For a class project I put together a test set of 50 images: 25 AI-generated across different models and styles, 25 human-created across photography, illustration, and digital art. I ran all 50 through five different AI art detectors and recorded the results. Here’s what the data showed.
Overall accuracy across all five tools: ranged from 61% to 79% correct classification. That’s meaningfully better than chance but not reliable enough to use as a binary classifier. The best-performing tool was wrong 21% of the time.
Agreement between tools: the five tools agreed on 58% of the images. For the remaining 42%, at least one tool diverged from the majority classification. On some images, tools were evenly split.
Style effects: all tools performed substantially better on photorealistic AI images than on stylized or illustrative content. For the photography subset, average accuracy was around 82%. For stylized digital art, it dropped to 67%. Human-created digital art in styles that overlap with common AI aesthetics was the hardest category for every tool.

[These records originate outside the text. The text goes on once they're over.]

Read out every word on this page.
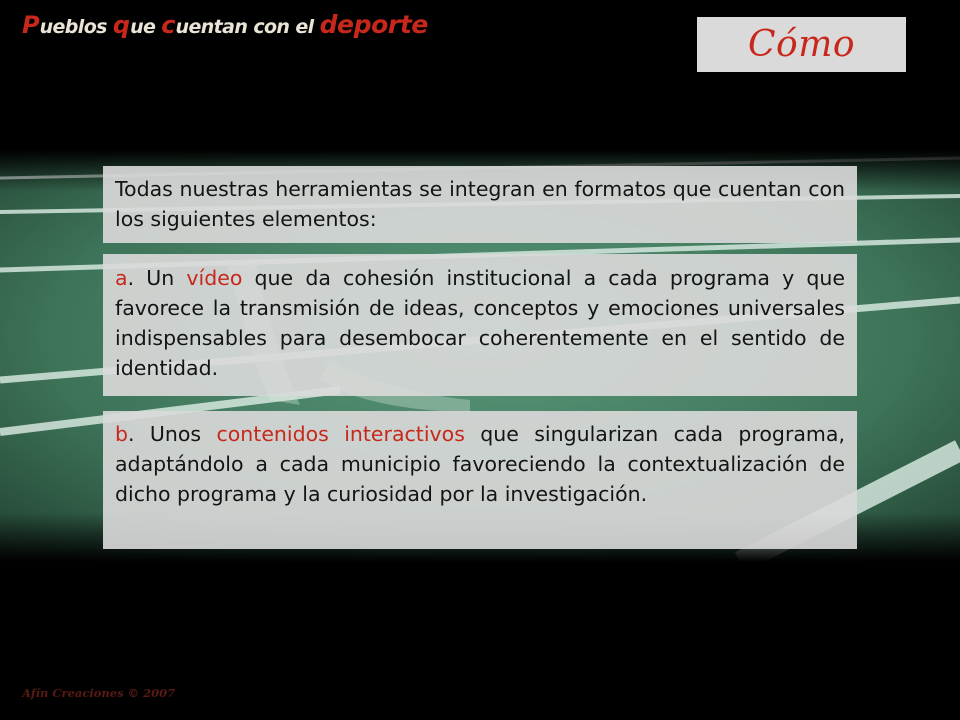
P ueblos q ue c uentan con el deporte	Cómo
Todas nuestras herramientas se integran en formatos que cuentan con los siguientes elementos:
a. Un vídeo que da cohesión institucional a cada programa y que favorece la transmisión de ideas, conceptos y emociones universales indispensables para desembocar coherentemente en el sentido de identidad.
b. Unos contenidos interactivos que singularizan cada programa, adaptándolo a cada municipio favoreciendo la contextualización de dicho programa y la curiosidad por la investigación.
Afín Creaciones © 2007
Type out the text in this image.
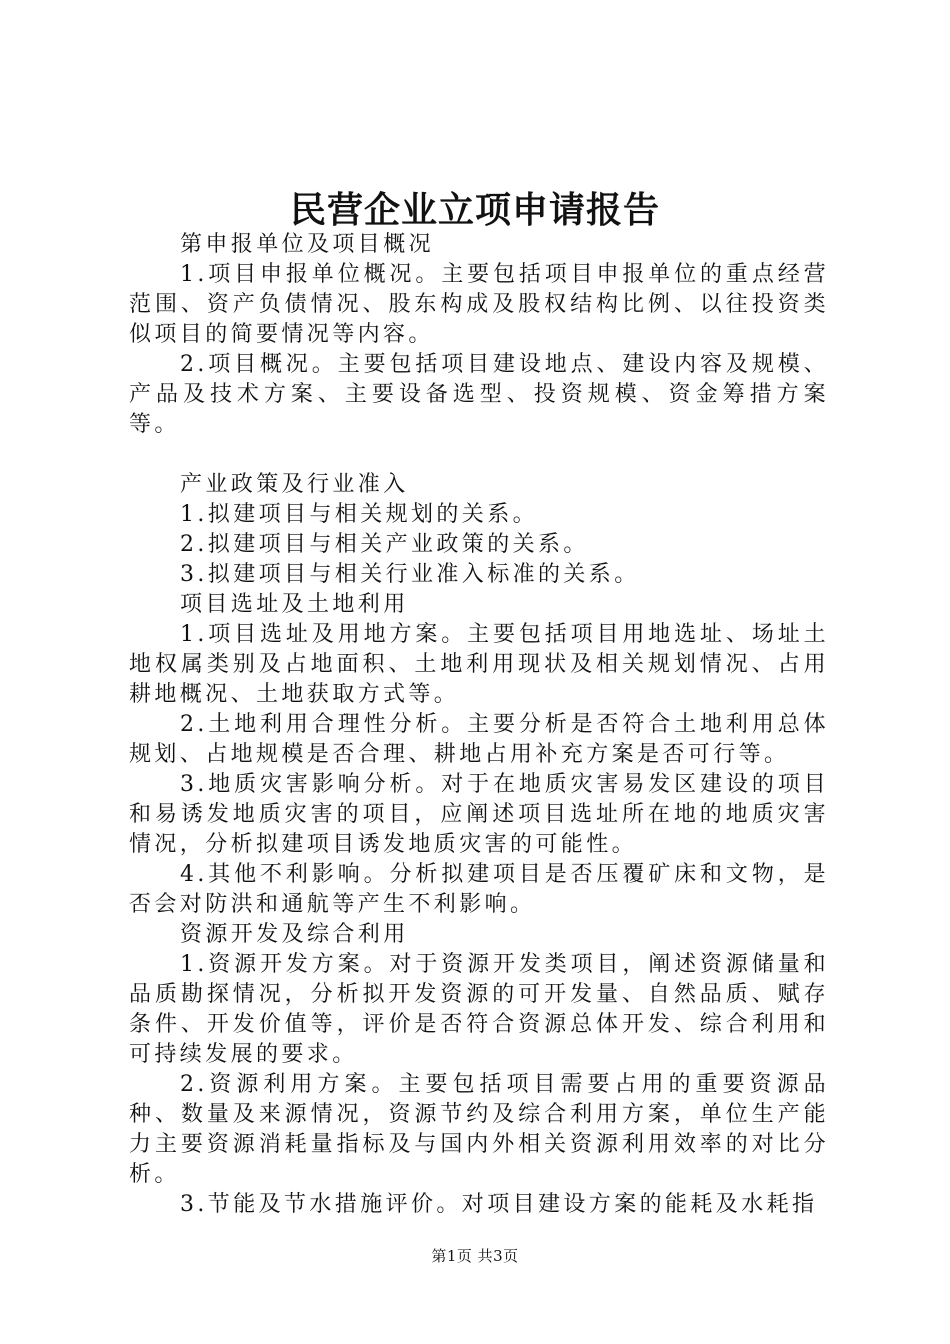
民营企业立项申请报告

第申报单位及项目概况

1.项目申报单位概况。主要包括项目申报单位的重点经营范围、资产负债情况、股东构成及股权结构比例、以往投资类似项目的简要情况等内容。

2.项目概况。主要包括项目建设地点、建设内容及规模、产品及技术方案、主要设备选型、投资规模、资金筹措方案等。

产业政策及行业准入

1.拟建项目与相关规划的关系。

2.拟建项目与相关产业政策的关系。

3.拟建项目与相关行业准入标准的关系。

项目选址及土地利用

1.项目选址及用地方案。主要包括项目用地选址、场址土地权属类别及占地面积、土地利用现状及相关规划情况、占用耕地概况、土地获取方式等。

2.土地利用合理性分析。主要分析是否符合土地利用总体规划、占地规模是否合理、耕地占用补充方案是否可行等。

3.地质灾害影响分析。对于在地质灾害易发区建设的项目和易诱发地质灾害的项目，应阐述项目选址所在地的地质灾害情况，分析拟建项目诱发地质灾害的可能性。

4.其他不利影响。分析拟建项目是否压覆矿床和文物，是否会对防洪和通航等产生不利影响。

资源开发及综合利用

1.资源开发方案。对于资源开发类项目，阐述资源储量和品质勘探情况，分析拟开发资源的可开发量、自然品质、赋存条件、开发价值等，评价是否符合资源总体开发、综合利用和可持续发展的要求。

2.资源利用方案。主要包括项目需要占用的重要资源品种、数量及来源情况，资源节约及综合利用方案，单位生产能力主要资源消耗量指标及与国内外相关资源利用效率的对比分析。

3.节能及节水措施评价。对项目建设方案的能耗及水耗指

第1页 共3页
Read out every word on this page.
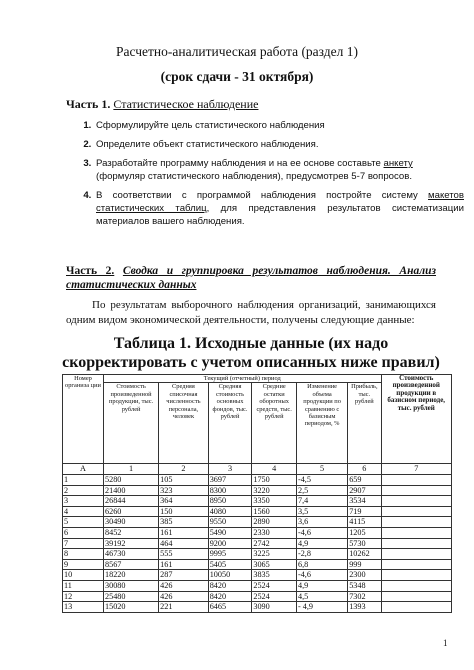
Расчетно-аналитическая работа (раздел 1)
(срок сдачи - 31 октября)
Часть 1. Статистическое наблюдение
1. Сформулируйте цель статистического наблюдения
2. Определите объект статистического наблюдения.
3. Разработайте программу наблюдения и на ее основе составьте анкету (формуляр статистического наблюдения), предусмотрев 5-7 вопросов.
4. В соответствии с программой наблюдения постройте систему макетов статистических таблиц, для представления результатов систематизации материалов вашего наблюдения.
Часть 2. Сводка и группировка результатов наблюдения. Анализ статистических данных
По результатам выборочного наблюдения организаций, занимающихся одним видом экономической деятельности, получены следующие данные:
Таблица 1. Исходные данные (их надо скорректировать с учетом описанных ниже правил)
Номер организа ции	Текущий (отчетный) период						Стоимость произведенной продукции в базисном периоде, тыс. рублей
	Стоимость произведенной продукции, тыс. рублей	Средняя списочная численность персонала, человек	Средняя стоимость основных фондов, тыс. рублей	Средние остатки оборотных средств, тыс. рублей	Изменение объема продукции по сравнению с базисным периодом, %	Прибыль, тыс. рублей	
А	1	2	3	4	5	6	7
1	5280	105	3697	1750	-4,5	659	
2	21400	323	8300	3220	2,5	2907	
3	26844	364	8950	3350	7,4	3534	
4	6260	150	4080	1560	3,5	719	
5	30490	385	9550	2890	3,6	4115	
6	8452	161	5490	2330	-4,6	1205	
7	39192	464	9200	2742	4,9	5730	
8	46730	555	9995	3225	-2,8	10262	
9	8567	161	5405	3065	6,8	999	
10	18220	287	10050	3835	-4,6	2300	
11	30080	426	8420	2524	4,9	5348	
12	25480	426	8420	2524	4,5	7302	
13	15020	221	6465	3090	- 4,9	1393	
1
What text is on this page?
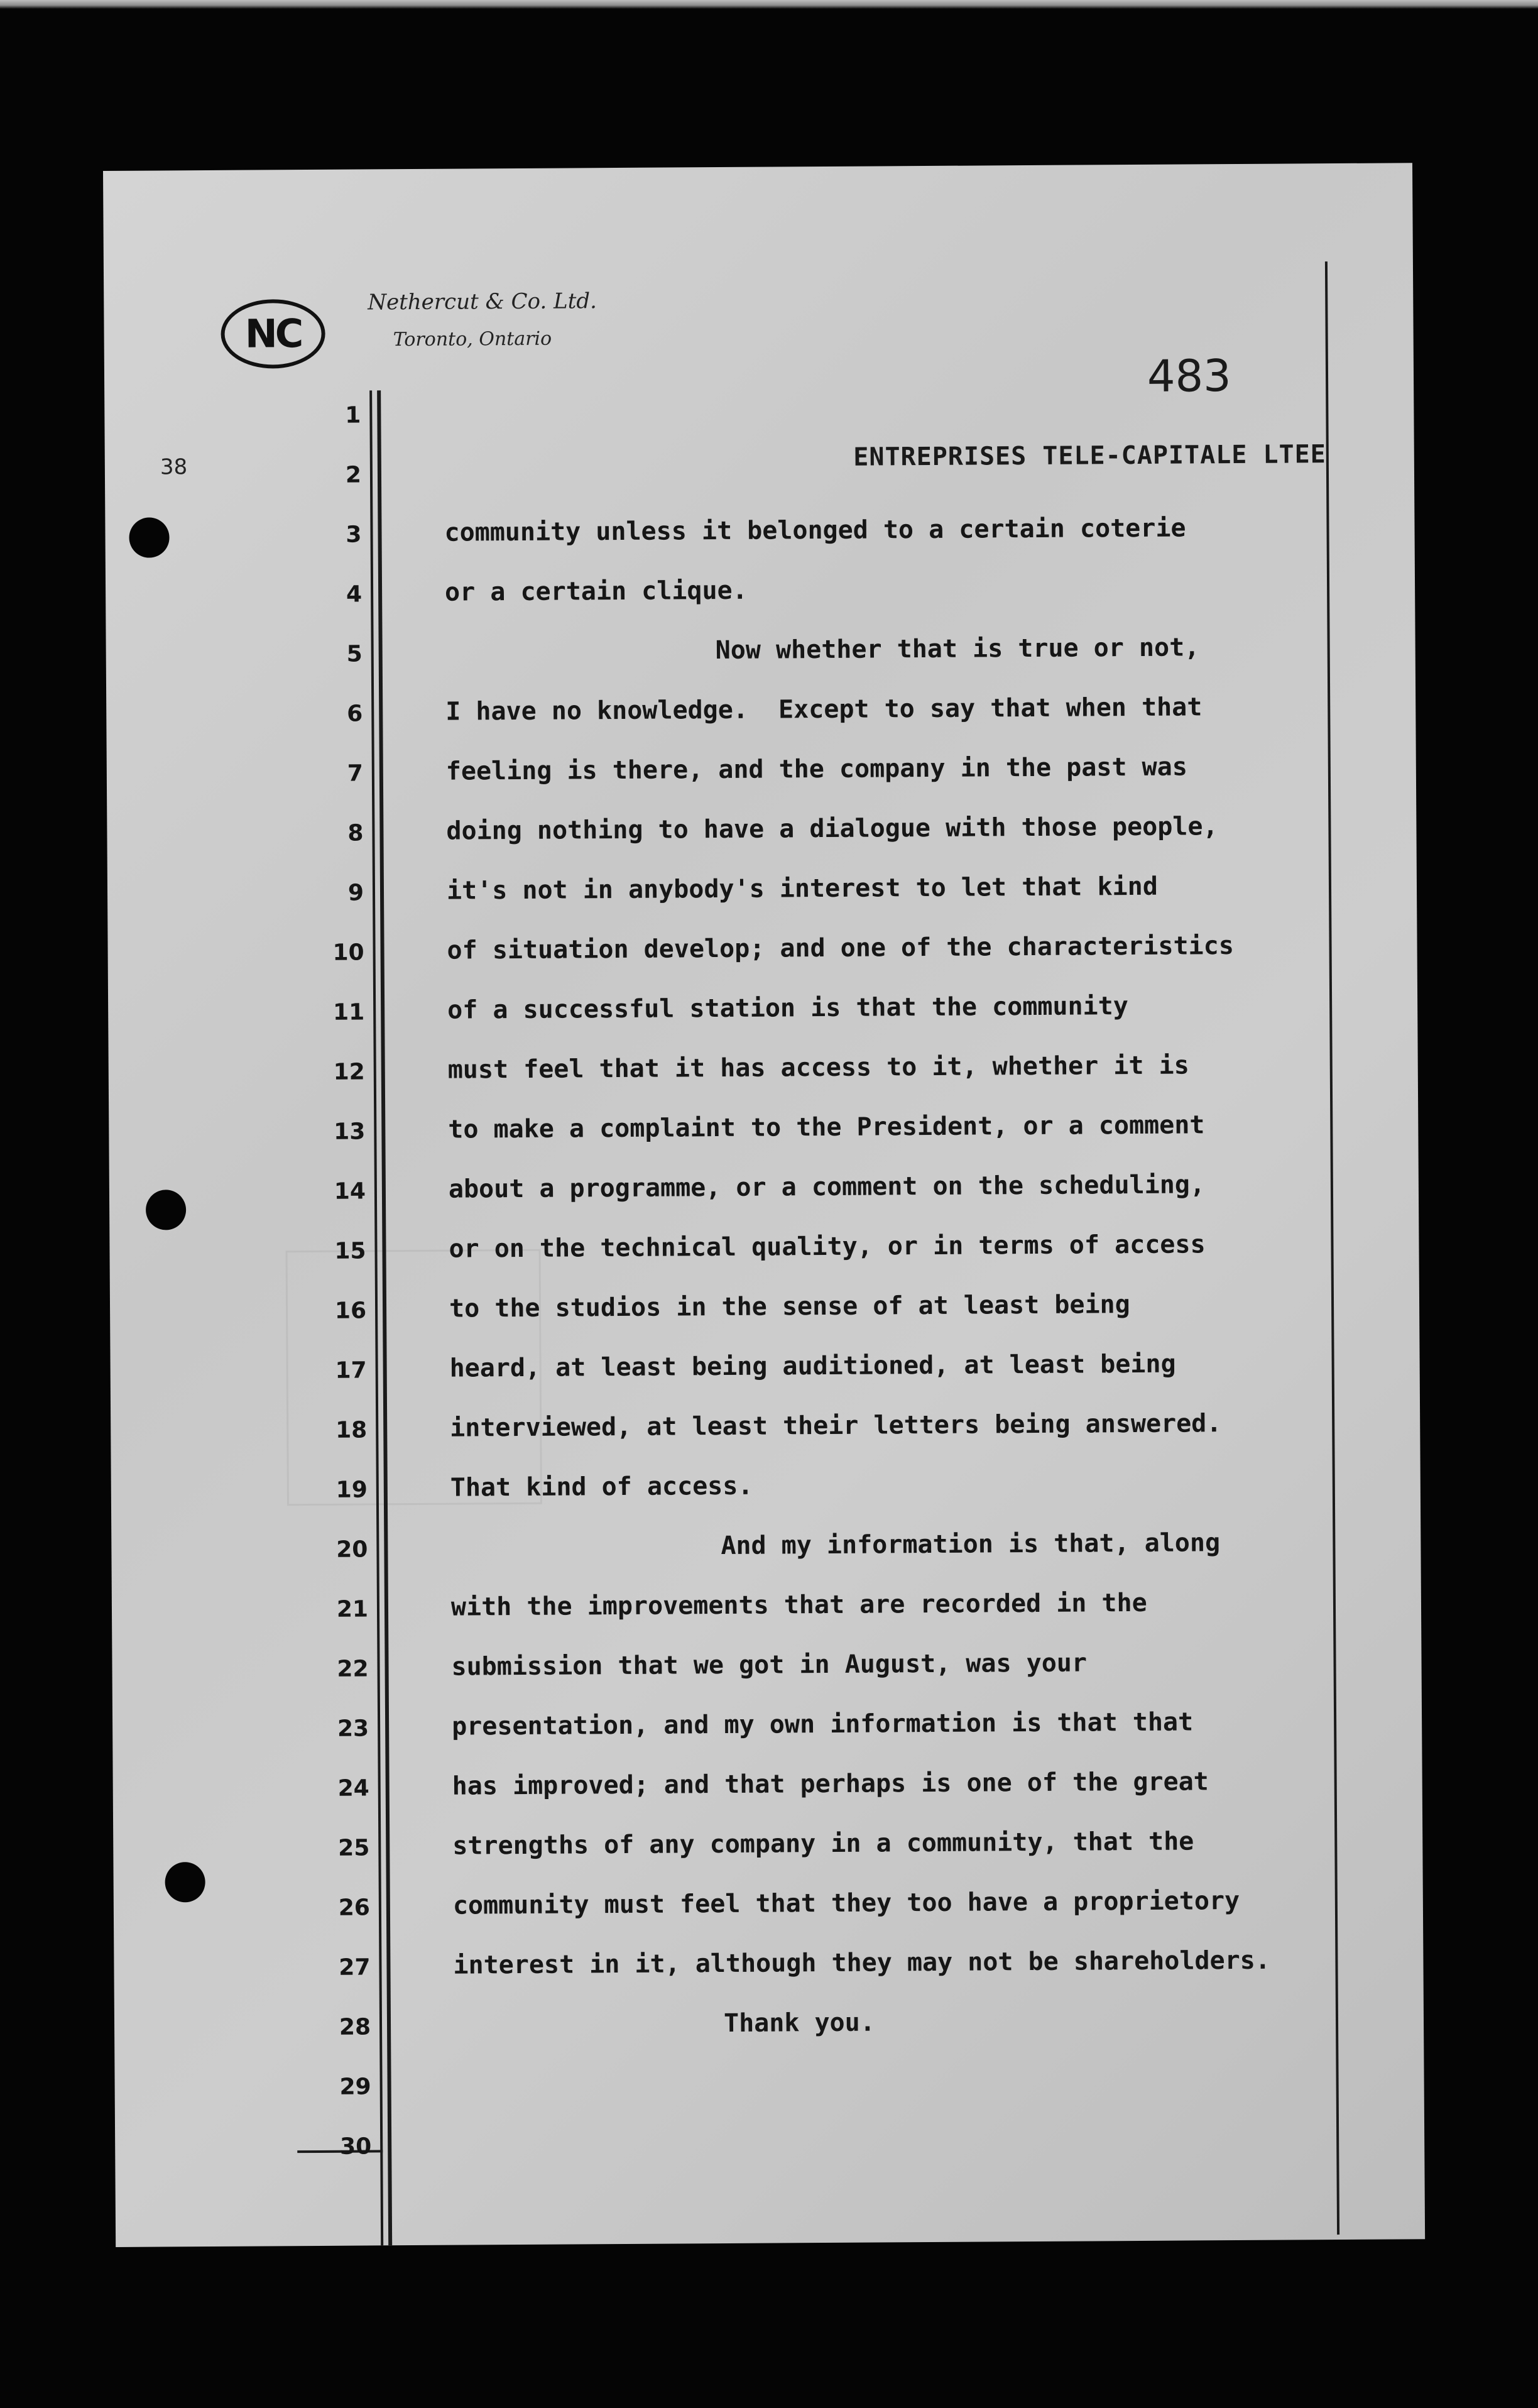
NC
Nethercut & Co. Ltd.
Toronto, Ontario
483
38
1
2
3
4
5
6
7
8
9
10
11
12
13
14
15
16
17
18
19
20
21
22
23
24
25
26
27
28
29
30
ENTREPRISES TELE-CAPITALE LTEE
community unless it belonged to a certain coterie
or a certain clique.
Now whether that is true or not,
I have no knowledge.  Except to say that when that
feeling is there, and the company in the past was
doing nothing to have a dialogue with those people,
it's not in anybody's interest to let that kind
of situation develop; and one of the characteristics
of a successful station is that the community
must feel that it has access to it, whether it is
to make a complaint to the President, or a comment
about a programme, or a comment on the scheduling,
or on the technical quality, or in terms of access
to the studios in the sense of at least being
heard, at least being auditioned, at least being
interviewed, at least their letters being answered.
That kind of access.
And my information is that, along
with the improvements that are recorded in the
submission that we got in August, was your
presentation, and my own information is that that
has improved; and that perhaps is one of the great
strengths of any company in a community, that the
community must feel that they too have a proprietory
interest in it, although they may not be shareholders.
Thank you.
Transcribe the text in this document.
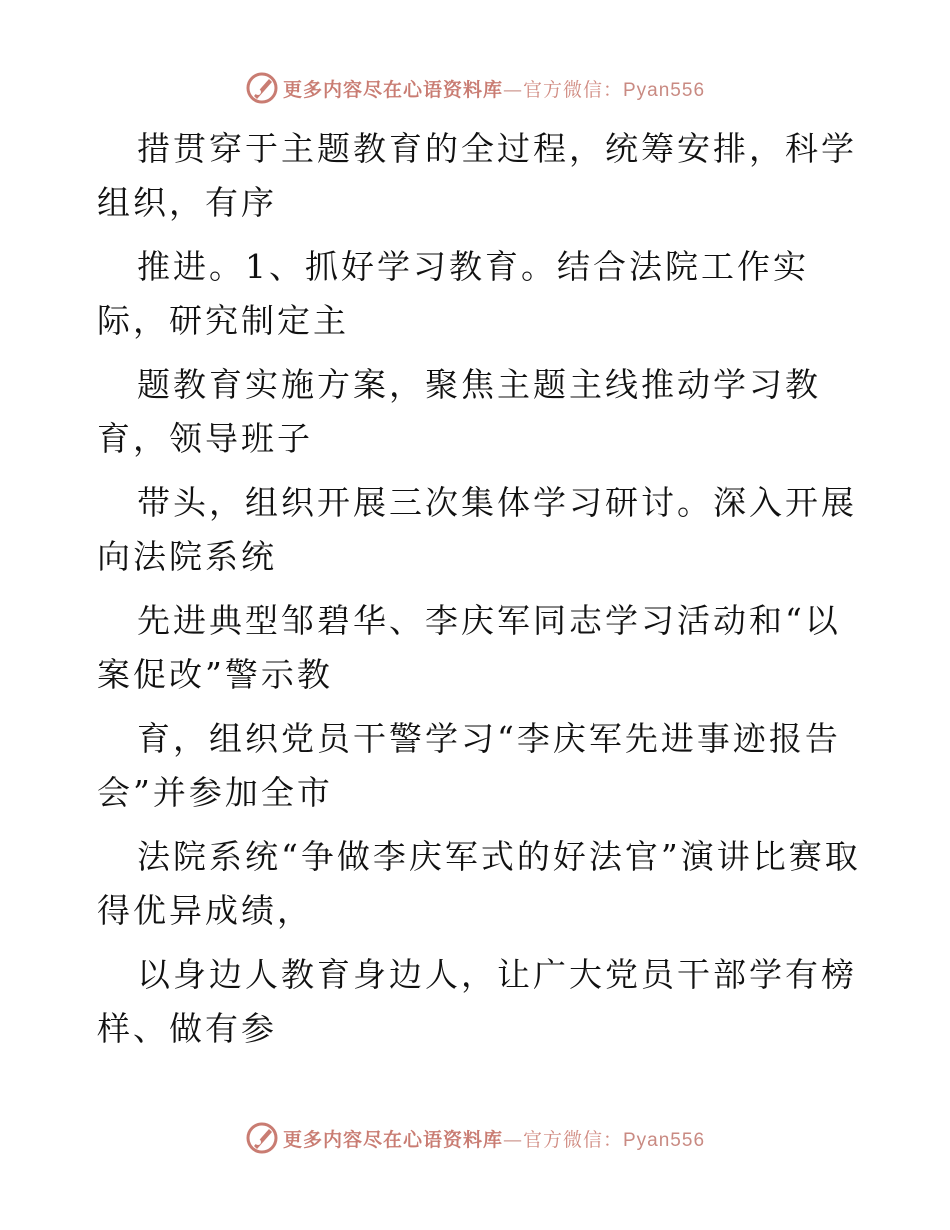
更多内容尽在心语资料库—官方微信：Pyan556

措贯穿于主题教育的全过程，统筹安排，科学组织，有序

推进。1、抓好学习教育。结合法院工作实际，研究制定主

题教育实施方案，聚焦主题主线推动学习教育，领导班子

带头，组织开展三次集体学习研讨。深入开展向法院系统

先进典型邹碧华、李庆军同志学习活动和“以案促改”警示教

育，组织党员干警学习“李庆军先进事迹报告会”并参加全市

法院系统“争做李庆军式的好法官”演讲比赛取得优异成绩，

以身边人教育身边人，让广大党员干部学有榜样、做有参

更多内容尽在心语资料库—官方微信：Pyan556
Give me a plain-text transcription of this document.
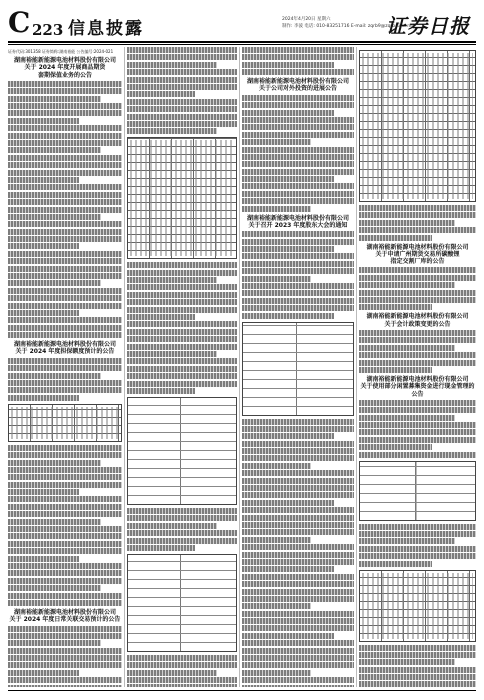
C 223 信息披露	2024年4月20日 星期六
制作: 李波 电话: 010-83251716 E-mail: zqrb9@zqrb.sina.net
证券日报
证券代码:301358 证券简称:湖南裕能 公告编号:2024-021
湖南裕能新能源电池材料股份有限公司
关于 2024 年度开展商品期货
套期保值业务的公告
湖南裕能新能源电池材料股份有限公司
关于 2024 年度担保额度预计的公告
湖南裕能新能源电池材料股份有限公司
关于 2024 年度日常关联交易预计的公告
湖南裕能新能源电池材料股份有限公司
关于公司对外投资的进展公告
湖南裕能新能源电池材料股份有限公司
关于召开 2023 年度股东大会的通知
湖南裕能新能源电池材料股份有限公司
关于申请广州期货交易所碳酸锂
指定交割厂库的公告
湖南裕能新能源电池材料股份有限公司
关于会计政策变更的公告
湖南裕能新能源电池材料股份有限公司
关于使用部分闲置募集资金进行现金管理的公告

False positive rate: 18% of human-created images were flagged as AI by at least one tool. 11% were flagged by a majority of tools. For images in styles that AI generators commonly produce, that rate went up significantly.
My takeaway: these tools are useful for generating hypotheses, not conclusions. A classification from any single tool should be treated as ‘worth looking at more carefully’ not ‘confirmed AI.’ Using them to make consequential decisions about authorship requires understanding that the error rates are high enough to matter.
Happy to share the full methodology if anyone wants to replicate.